If the person is disoriented or unconscious, which is common, staff try to identify someone who can find out what the patient wants at the end of their life and perhaps serve as their legal representative. Most states have laws appointing pre-selected representatives, usually family members, for those who have not previously chosen one.

If no one is found, the hospital goes to court to request legal guardianship, and the patient becomes under the guardianship of the state, which bears legal responsibility for end-of-life decisions.

In extreme cases, when no one responds, a person who dies alone may be classified as “unclaimed” and buried in a mass grave. This is also becoming more common, according to the book “Unclaimed: Abandonment and Hope in the City of Angels,” published last year.

Dr. Shoshana Ungerleider founded End Well, an organization dedicated to improving end-of-life experiences. She suggested identifying older people who live alone and suffer from serious illnesses early and provide them with broader support. He recommended staying in touch with them regularly through calls, video calls or text messages.
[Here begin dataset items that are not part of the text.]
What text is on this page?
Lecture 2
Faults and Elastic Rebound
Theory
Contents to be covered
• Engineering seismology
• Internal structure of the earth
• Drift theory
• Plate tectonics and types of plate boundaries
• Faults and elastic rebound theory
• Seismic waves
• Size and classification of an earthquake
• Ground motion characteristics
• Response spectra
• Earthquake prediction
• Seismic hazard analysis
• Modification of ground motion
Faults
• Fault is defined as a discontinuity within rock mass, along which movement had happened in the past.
He noted that not all elderly people have the same priorities at the end of life. Every one is different.

For example, Bardeen, a widow in Massachusetts, focused on preparing in advance: she had already organized all the legal and financial matters, as well as her funeral affairs.
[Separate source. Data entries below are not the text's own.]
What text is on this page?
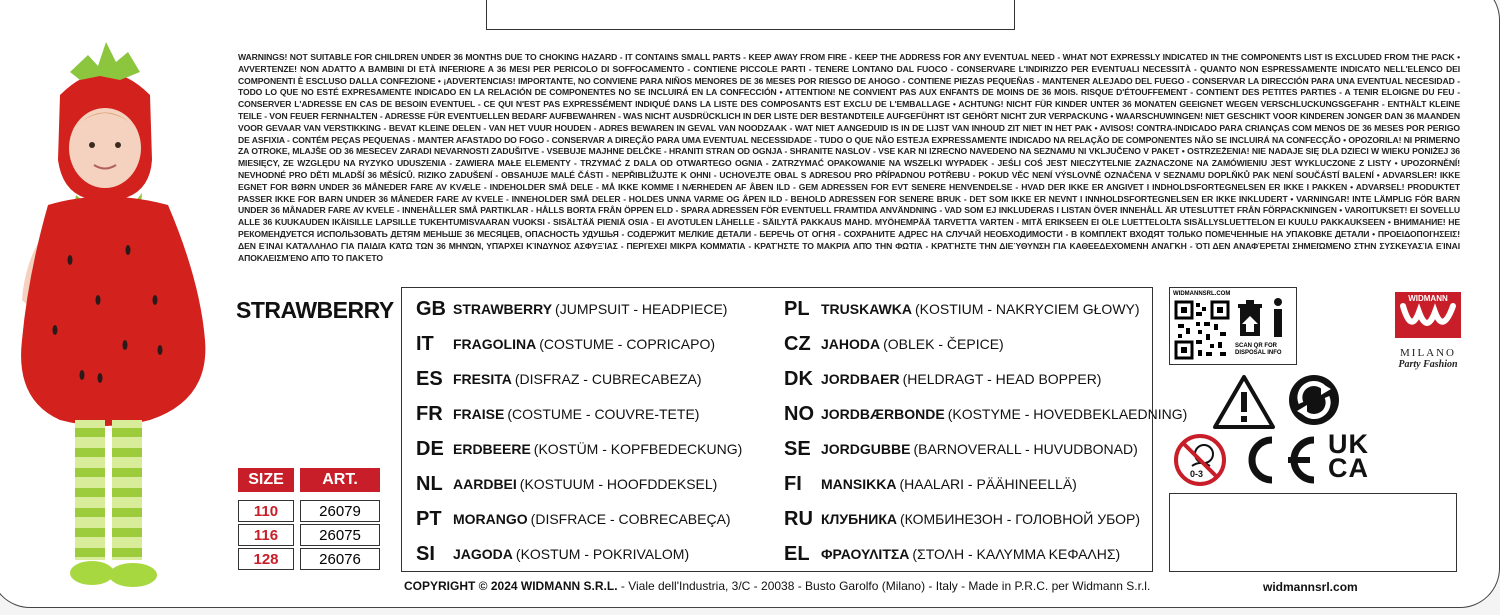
WARNINGS! NOT SUITABLE FOR CHILDREN UNDER 36 MONTHS DUE TO CHOKING HAZARD - IT CONTAINS SMALL PARTS - KEEP AWAY FROM FIRE - KEEP THE ADDRESS FOR ANY EVENTUAL NEED - WHAT NOT EXPRESSLY INDICATED IN THE COMPONENTS LIST IS EXCLUDED FROM THE PACK • AVVERTENZE! NON ADATTO A BAMBINI DI ETÀ INFERIORE A 36 MESI PER PERICOLO DI SOFFOCAMENTO - CONTIENE PICCOLE PARTI - TENERE LONTANO DAL FUOCO - CONSERVARE L'INDIRIZZO PER EVENTUALI NECESSITÀ - QUANTO NON ESPRESSAMENTE INDICATO NELL'ELENCO DEI COMPONENTI È ESCLUSO DALLA CONFEZIONE • ¡ADVERTENCIAS! IMPORTANTE, NO CONVIENE PARA NIÑOS MENORES DE 36 MESES POR RIESGO DE AHOGO - CONTIENE PIEZAS PEQUEÑAS - MANTENER ALEJADO DEL FUEGO - CONSERVAR LA DIRECCIÓN PARA UNA EVENTUAL NECESIDAD - TODO LO QUE NO ESTÉ EXPRESAMENTE INDICADO EN LA RELACIÓN DE COMPONENTES NO SE INCLUIRÁ EN LA CONFECCIÓN • ATTENTION! NE CONVIENT PAS AUX ENFANTS DE MOINS DE 36 MOIS. RISQUE D'ÉTOUFFEMENT - CONTIENT DES PETITES PARTIES - A TENIR ELOIGNE DU FEU - CONSERVER L'ADRESSE EN CAS DE BESOIN EVENTUEL - CE QUI N'EST PAS EXPRESSÉMENT INDIQUÉ DANS LA LISTE DES COMPOSANTS EST EXCLU DE L'EMBALLAGE • ACHTUNG! NICHT FÜR KINDER UNTER 36 MONATEN GEEIGNET WEGEN VERSCHLUCKUNGSGEFAHR - ENTHÄLT KLEINE TEILE - VON FEUER FERNHALTEN - ADRESSE FÜR EVENTUELLEN BEDARF AUFBEWAHREN - WAS NICHT AUSDRÜCKLICH IN DER LISTE DER BESTANDTEILE AUFGEFÜHRT IST GEHÖRT NICHT ZUR VERPACKUNG • WAARSCHUWINGEN! NIET GESCHIKT VOOR KINDEREN JONGER DAN 36 MAANDEN VOOR GEVAAR VAN VERSTIKKING - BEVAT KLEINE DELEN - VAN HET VUUR HOUDEN - ADRES BEWAREN IN GEVAL VAN NOODZAAK - WAT NIET AANGEDUID IS IN DE LIJST VAN INHOUD ZIT NIET IN HET PAK • AVISOS! CONTRA-INDICADO PARA CRIANÇAS COM MENOS DE 36 MESES POR PERIGO DE ASFIXIA - CONTÉM PEÇAS PEQUENAS - MANTER AFASTADO DO FOGO - CONSERVAR A DIREÇÃO PARA UMA EVENTUAL NECESSIDADE - TUDO O QUE NÃO ESTEJA EXPRESSAMENTE INDICADO NA RELAÇÃO DE COMPONENTES NÃO SE INCLUIRÁ NA CONFECÇÃO • OPOZORILA! NI PRIMERNO ZA OTROKE, MLAJŠE OD 36 MESECEV ZARADI NEVARNOSTI ZADUŠITVE - VSEBUJE MAJHNE DELČKE - HRANITI STRAN OD OGNJA - SHRANITE NASLOV - VSE KAR NI IZRECNO NAVEDENO NA SEZNAMU NI VKLJUČENO V PAKET • OSTRZEŻENIA! NIE NADAJE SIĘ DLA DZIECI W WIEKU PONIŻEJ 36 MIESIĘCY, ZE WZGLĘDU NA RYZYKO UDUSZENIA - ZAWIERA MAŁE ELEMENTY - TRZYMAĆ Z DALA OD OTWARTEGO OGNIA - ZATRZYMAĆ OPAKOWANIE NA WSZELKI WYPADEK - JEŚLI COŚ JEST NIECZYTELNIE ZAZNACZONE NA ZAMÓWIENIU JEST WYKLUCZONE Z LISTY • UPOZORNĚNÍ! NEVHODNÉ PRO DĚTI MLADŠÍ 36 MĚSÍCŮ. RIZIKO ZADUŠENÍ - OBSAHUJE MALÉ ČÁSTI - NEPŘIBLIŽUJTE K OHNI - UCHOVEJTE OBAL S ADRESOU PRO PŘÍPADNOU POTŘEBU - POKUD VĚC NENÍ VÝSLOVNĚ OZNAČENA V SEZNAMU DOPLŇKŮ PAK NENÍ SOUČÁSTÍ BALENÍ • ADVARSLER! IKKE EGNET FOR BØRN UNDER 36 MÅNEDER FARE AV KVÆLE - INDEHOLDER SMÅ DELE - MÅ IKKE KOMME I NÆRHEDEN AF ÅBEN ILD - GEM ADRESSEN FOR EVT SENERE HENVENDELSE - HVAD DER IKKE ER ANGIVET I INDHOLDSFORTEGNELSEN ER IKKE I PAKKEN • ADVARSEL! PRODUKTET PASSER IKKE FOR BARN UNDER 36 MÅNEDER FARE AV KVELE - INNEHOLDER SMÅ DELER - HOLDES UNNA VARME OG ÅPEN ILD - BEHOLD ADRESSEN FOR SENERE BRUK - DET SOM IKKE ER NEVNT I INNHOLDSFORTEGNELSEN ER IKKE INKLUDERT • VARNINGAR! INTE LÄMPLIG FÖR BARN UNDER 36 MÅNADER FARE AV KVELE - INNEHÅLLER SMÅ PARTIKLAR - HÅLLS BORTA FRÅN ÖPPEN ELD - SPARA ADRESSEN FÖR EVENTUELL FRAMTIDA ANVÄNDNING - VAD SOM EJ INKLUDERAS I LISTAN ÖVER INNEHÅLL ÄR UTESLUTTET FRÅN FÖRPACKNINGEN • VAROITUKSET! EI SOVELLU ALLE 36 KUUKAUDEN IKÄISILLE LAPSILLE TUKEHTUMISVAARAN VUOKSI - SISÄLTÄÄ PIENIÄ OSIA - EI AVOTULEN LÄHELLE - SÄILYTÄ PAKKAUS MAHD. MYÖHEMPÄÄ TARVETTA VARTEN - MITÄ ERIKSEEN EI OLE LUETTELOLTA SISÄLLYSLUETTELON EI KUULU PAKKAUKSEEN • ВНИМАНИЕ! НЕ РЕКОМЕНДУЕТСЯ ИСПОЛЬЗОВАТЬ ДЕТЯМ МЕНЬШЕ 36 МЕСЯЦЕВ, ОПАСНОСТЬ УДУШЬЯ - СОДЕРЖИТ МЕЛКИЕ ДЕТАЛИ - БЕРЕЧЬ ОТ ОГНЯ - СОХРАНИТЕ АДРЕС НА СЛУЧАЙ НЕОБХОДИМОСТИ - В КОМПЛЕКТ ВХОДЯТ ТОЛЬКО ПОМЕЧЕННЫЕ НА УПАКОВКЕ ДЕТАЛИ • ΠΡΟΕΙΔΟΠΟΙΉΣΕΙΣ! ΔΕΝ ΕΊΝΑΙ ΚΑΤΆΛΛΗΛΟ ΓΙΑ ΠΑΙΔΙΆ ΚΆΤΩ ΤΩΝ 36 ΜΗΝΏΝ, ΥΠΆΡΧΕΙ ΚΊΝΔΥΝΟΣ ΑΣΦΥΞΊΑΣ - ΠΕΡΙΈΧΕΙ ΜΙΚΡΆ ΚΟΜΜΆΤΙΑ - ΚΡΑΤΉΣΤΕ ΤΟ ΜΑΚΡΙΆ ΑΠΌ ΤΗΝ ΦΩΤΙΆ - ΚΡΑΤΉΣΤΕ ΤΗΝ ΔΙΕΎΘΥΝΣΗ ΓΙΑ ΚΑΘΕΕΔΕΧΌΜΕΝΗ ΑΝΆΓΚΗ - ΌΤΙ ΔΕΝ ΑΝΑΦΈΡΕΤΑΙ ΣΗΜΕΙΏΜΕΝΟ ΣΤΗΝ ΣΥΣΚΕΥΑΣΊΑ ΕΊΝΑΙ ΑΠΟΚΛΕΙΣΜΈΝΟ ΑΠΌ ΤΟ ΠΑΚΈΤΟ
STRAWBERRY
SIZE	ART.
110	26079
116	26075
128	26076
GB STRAWBERRY (JUMPSUIT - HEADPIECE)
IT	FRAGOLINA (COSTUME - COPRICAPO)
ES FRESITA (DISFRAZ - CUBRECABEZA)
FR FRAISE (COSTUME - COUVRE-TETE)
DE ERDBEERE (KOSTÜM - KOPFBEDECKUNG)
NL AARDBEI (KOSTUUM - HOOFDDEKSEL)
PT MORANGO (DISFRACE - COBRECABEÇA)
SI	JAGODA (KOSTUM - POKRIVALOM)
PL TRUSKAWKA (KOSTIUM - NAKRYCIEM GŁOWY)
CZ JAHODA (OBLEK - ČEPICE)
DK JORDBAER (HELDRAGT - HEAD BOPPER)
NO JORDBÆRBONDE (KOSTYME - HOVEDBEKLAEDNING)
SE JORDGUBBE (BARNOVERALL - HUVUDBONAD)
FI	MANSIKKA (HAALARI - PÄÄHINEELLÄ)
RU КЛУБНИКА (КОМБИНЕЗОН - ГОЛОВНОЙ УБОР)
EL ΦΡΑΟΥΛΙΤΣΑ (ΣΤΟΛΗ - ΚΑΛΥΜΜΑ ΚΕΦΑΛΗΣ)
COPYRIGHT © 2024 WIDMANN S.R.L. - Viale dell'Industria, 3/C - 20038 - Busto Garolfo (Milano) - Italy - Made in P.R.C. per Widmann S.r.l.	widmannsrl.com
WIDMANNSRL.COM
SCAN QR FOR DISPOSAL INFO
WIDMANN
MILANO
Party Fashion
0-3
UK
CA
“I’ve been very lucky in life. You have to look back and be grateful for the good things, instead of focusing on the bad,” she told me. Regarding imagining his death, he commented, “It will be as it should be. We have no control over those things. I think I would like someone to be with me, but I don’t know what it would be like.”

Some people want to die as they lived: alone. One of them is Elva Roy, 80, founder of Age-Friendly Arlington in Texas, who lived alone for 30 years after being divorced twice.

When I spoke with her, she told me that she had often thought about dying alone, and was considering the option of a medically assisted death, perhaps in Switzerland, if she became terminally ill. It’s a way to maintain the sense of control and independence that has supported her throughout her life as an older adult.

“Honestly, I don’t want anyone by my side if I’m emaciated or weak or sick,” Roy said. “It wouldn’t comfort me to have someone holding my hand, wiping my forehead, or watching me suffer. I feel good about the prospect of dying alone.”